Depois da colheita de 54 mil toneladas de arroz ocorrida em julho, com destaque para a região do baixo São Francisco, projeta-se que sejam colhidas quase 10 mil toneladas de feijão, sendo mais de 8 mil toneladas somente no município de Poço Verde, e esta mesma lógica irá acompanhar a produção do milho, principalmente na região agreste e centro-sul, onde estão as maiores áreas plantadas.

Estes três produtos, junto da macaxeira, são a base alimentar do povo sergipano, o que indica que teremos uma boa redução no preço destes produtos, em relação ao ano passado que foi um ano de forte seca e tivemos o preço do feijão atingido até 12 reais.

Estas notícias nos aliviam pois sabemos que poderemos nos alimentar gastando menos e sobrando algum dinheirinho para outras demandas da família. Porém há uma questão a se refletir e discutir: qual a qualidade dos alimentos que estamos produzindo para o nosso povo sergipano?

O Brasil é campeão mundial de utilização de agrotóxicos, o que afeta diretamente produtores e consumidores. Sergipe tem aumentado vertiginosamente a quantidade de roças de milho a partir de sementes transgênicas. São esses os alimentos que queremos consumir diariamente?

Há muito já se tem feito um debate na sociedade sobre a importância da produção de alimentos saudáveis, e em tempos de safra-recorde faz bem lembrar que ainda temos muito o que avançar neste sentido, mesmo não sendo toda esta produzida a base de agrotóxicos e transgênicos.

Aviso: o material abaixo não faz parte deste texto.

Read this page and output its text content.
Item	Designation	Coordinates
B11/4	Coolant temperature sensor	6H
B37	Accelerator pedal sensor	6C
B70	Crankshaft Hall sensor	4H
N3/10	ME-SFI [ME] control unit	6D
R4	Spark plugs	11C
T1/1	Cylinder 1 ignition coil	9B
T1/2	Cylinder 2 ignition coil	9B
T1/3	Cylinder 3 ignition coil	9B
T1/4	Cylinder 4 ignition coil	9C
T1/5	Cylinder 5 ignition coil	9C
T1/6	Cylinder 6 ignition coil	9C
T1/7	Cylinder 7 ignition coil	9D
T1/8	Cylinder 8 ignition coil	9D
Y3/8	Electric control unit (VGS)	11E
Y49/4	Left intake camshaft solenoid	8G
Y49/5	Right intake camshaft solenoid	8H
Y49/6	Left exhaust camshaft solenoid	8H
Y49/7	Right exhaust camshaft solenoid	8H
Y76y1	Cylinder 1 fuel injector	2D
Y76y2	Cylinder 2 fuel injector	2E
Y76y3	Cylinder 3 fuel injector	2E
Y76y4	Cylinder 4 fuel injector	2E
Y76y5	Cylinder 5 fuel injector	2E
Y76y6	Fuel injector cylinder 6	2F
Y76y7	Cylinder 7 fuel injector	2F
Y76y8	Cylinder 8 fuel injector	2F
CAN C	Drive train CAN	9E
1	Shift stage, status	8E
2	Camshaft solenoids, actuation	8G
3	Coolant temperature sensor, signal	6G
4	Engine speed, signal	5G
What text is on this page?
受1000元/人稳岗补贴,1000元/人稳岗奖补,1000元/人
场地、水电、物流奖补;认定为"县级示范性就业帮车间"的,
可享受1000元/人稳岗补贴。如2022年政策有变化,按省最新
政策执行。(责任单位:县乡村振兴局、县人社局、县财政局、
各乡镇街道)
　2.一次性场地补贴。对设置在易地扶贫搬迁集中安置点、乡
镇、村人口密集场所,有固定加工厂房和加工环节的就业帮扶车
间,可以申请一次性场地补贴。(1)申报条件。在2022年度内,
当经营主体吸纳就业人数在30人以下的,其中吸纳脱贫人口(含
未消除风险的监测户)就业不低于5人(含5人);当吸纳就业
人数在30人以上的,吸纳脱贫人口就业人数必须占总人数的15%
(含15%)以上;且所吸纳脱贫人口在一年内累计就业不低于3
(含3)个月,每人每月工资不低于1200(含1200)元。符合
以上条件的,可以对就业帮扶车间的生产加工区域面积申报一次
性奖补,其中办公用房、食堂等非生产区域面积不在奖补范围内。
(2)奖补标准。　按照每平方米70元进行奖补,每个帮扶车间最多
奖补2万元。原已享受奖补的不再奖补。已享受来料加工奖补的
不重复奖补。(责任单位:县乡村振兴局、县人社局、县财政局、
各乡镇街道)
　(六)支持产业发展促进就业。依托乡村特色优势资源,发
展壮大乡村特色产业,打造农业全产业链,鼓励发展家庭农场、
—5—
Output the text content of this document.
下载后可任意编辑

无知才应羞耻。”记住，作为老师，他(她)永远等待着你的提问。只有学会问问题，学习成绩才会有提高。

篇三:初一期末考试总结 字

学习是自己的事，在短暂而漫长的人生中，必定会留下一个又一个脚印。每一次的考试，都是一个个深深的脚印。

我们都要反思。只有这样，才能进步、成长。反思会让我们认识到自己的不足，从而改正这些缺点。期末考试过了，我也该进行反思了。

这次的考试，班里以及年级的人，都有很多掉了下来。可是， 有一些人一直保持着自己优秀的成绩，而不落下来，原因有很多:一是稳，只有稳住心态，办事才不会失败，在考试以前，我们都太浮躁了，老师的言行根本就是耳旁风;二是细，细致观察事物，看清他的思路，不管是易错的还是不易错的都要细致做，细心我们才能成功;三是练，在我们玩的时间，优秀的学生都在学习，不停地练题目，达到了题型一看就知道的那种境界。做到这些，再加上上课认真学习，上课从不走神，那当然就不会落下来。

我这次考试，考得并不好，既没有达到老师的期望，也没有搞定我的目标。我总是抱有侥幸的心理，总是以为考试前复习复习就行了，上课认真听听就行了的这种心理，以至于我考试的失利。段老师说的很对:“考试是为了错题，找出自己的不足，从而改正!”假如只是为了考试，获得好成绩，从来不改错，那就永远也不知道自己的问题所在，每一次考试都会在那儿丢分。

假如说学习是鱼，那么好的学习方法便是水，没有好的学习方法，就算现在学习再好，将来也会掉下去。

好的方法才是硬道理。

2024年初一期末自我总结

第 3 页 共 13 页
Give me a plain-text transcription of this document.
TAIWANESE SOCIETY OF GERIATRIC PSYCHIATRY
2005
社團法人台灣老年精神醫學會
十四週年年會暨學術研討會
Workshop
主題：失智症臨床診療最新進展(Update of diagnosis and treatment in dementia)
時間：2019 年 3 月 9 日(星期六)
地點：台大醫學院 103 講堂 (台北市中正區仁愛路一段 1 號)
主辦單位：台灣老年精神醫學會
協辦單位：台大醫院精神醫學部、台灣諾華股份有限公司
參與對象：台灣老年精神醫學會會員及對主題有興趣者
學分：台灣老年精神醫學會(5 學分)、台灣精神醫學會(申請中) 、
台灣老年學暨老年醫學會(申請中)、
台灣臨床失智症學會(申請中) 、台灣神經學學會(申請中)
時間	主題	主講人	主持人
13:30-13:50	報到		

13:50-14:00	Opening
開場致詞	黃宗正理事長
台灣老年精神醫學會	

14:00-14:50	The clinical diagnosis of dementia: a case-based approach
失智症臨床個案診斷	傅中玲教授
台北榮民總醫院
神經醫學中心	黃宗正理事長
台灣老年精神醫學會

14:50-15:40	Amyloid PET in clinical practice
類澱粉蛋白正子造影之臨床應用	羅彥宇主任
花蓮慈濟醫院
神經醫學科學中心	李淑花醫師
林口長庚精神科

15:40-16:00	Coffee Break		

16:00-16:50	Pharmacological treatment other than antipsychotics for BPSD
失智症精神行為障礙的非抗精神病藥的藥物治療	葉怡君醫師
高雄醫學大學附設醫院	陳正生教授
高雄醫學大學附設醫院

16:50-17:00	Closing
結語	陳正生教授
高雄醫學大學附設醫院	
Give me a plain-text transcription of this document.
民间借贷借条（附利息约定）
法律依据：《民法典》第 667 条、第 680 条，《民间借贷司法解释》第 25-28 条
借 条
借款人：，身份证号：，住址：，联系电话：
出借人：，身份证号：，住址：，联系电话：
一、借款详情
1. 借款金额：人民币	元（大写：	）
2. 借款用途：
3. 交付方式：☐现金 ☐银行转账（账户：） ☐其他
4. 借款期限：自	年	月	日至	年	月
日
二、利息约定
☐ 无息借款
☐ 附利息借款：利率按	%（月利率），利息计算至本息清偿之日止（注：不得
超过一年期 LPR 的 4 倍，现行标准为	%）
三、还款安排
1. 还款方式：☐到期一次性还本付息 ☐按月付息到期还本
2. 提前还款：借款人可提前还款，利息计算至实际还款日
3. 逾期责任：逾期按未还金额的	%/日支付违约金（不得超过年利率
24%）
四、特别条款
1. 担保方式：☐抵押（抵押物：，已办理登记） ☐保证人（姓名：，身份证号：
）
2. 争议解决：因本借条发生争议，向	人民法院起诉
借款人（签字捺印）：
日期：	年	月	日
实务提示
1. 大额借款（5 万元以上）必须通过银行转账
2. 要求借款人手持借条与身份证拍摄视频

Em Sergipe tivemos alguns avanços nos últimos anos frutos da persistência da Rede Sergipana de Agroecologia – RESEA (entidade que articula diversos movimentos sociais e instituições que atuam na perspectiva da produção de alimentos saudáveis). Em 2011 foi aprovada a lei 7.270, proposta pelo então deputado estadual João Daniel (PT), que dispõe sobre os incentivos à implantação de Sistema de Produção Agroecológica pelos agricultores familiares no Estado de Sergipe e em 2016 foi aprovada a lei 8.167, proposta pela deputada estadual Ana Lúcia (PT), que institui o conceito de sementes crioulas e o incentivo à conservação da Agrobiodiversidade no Estado de Sergipe.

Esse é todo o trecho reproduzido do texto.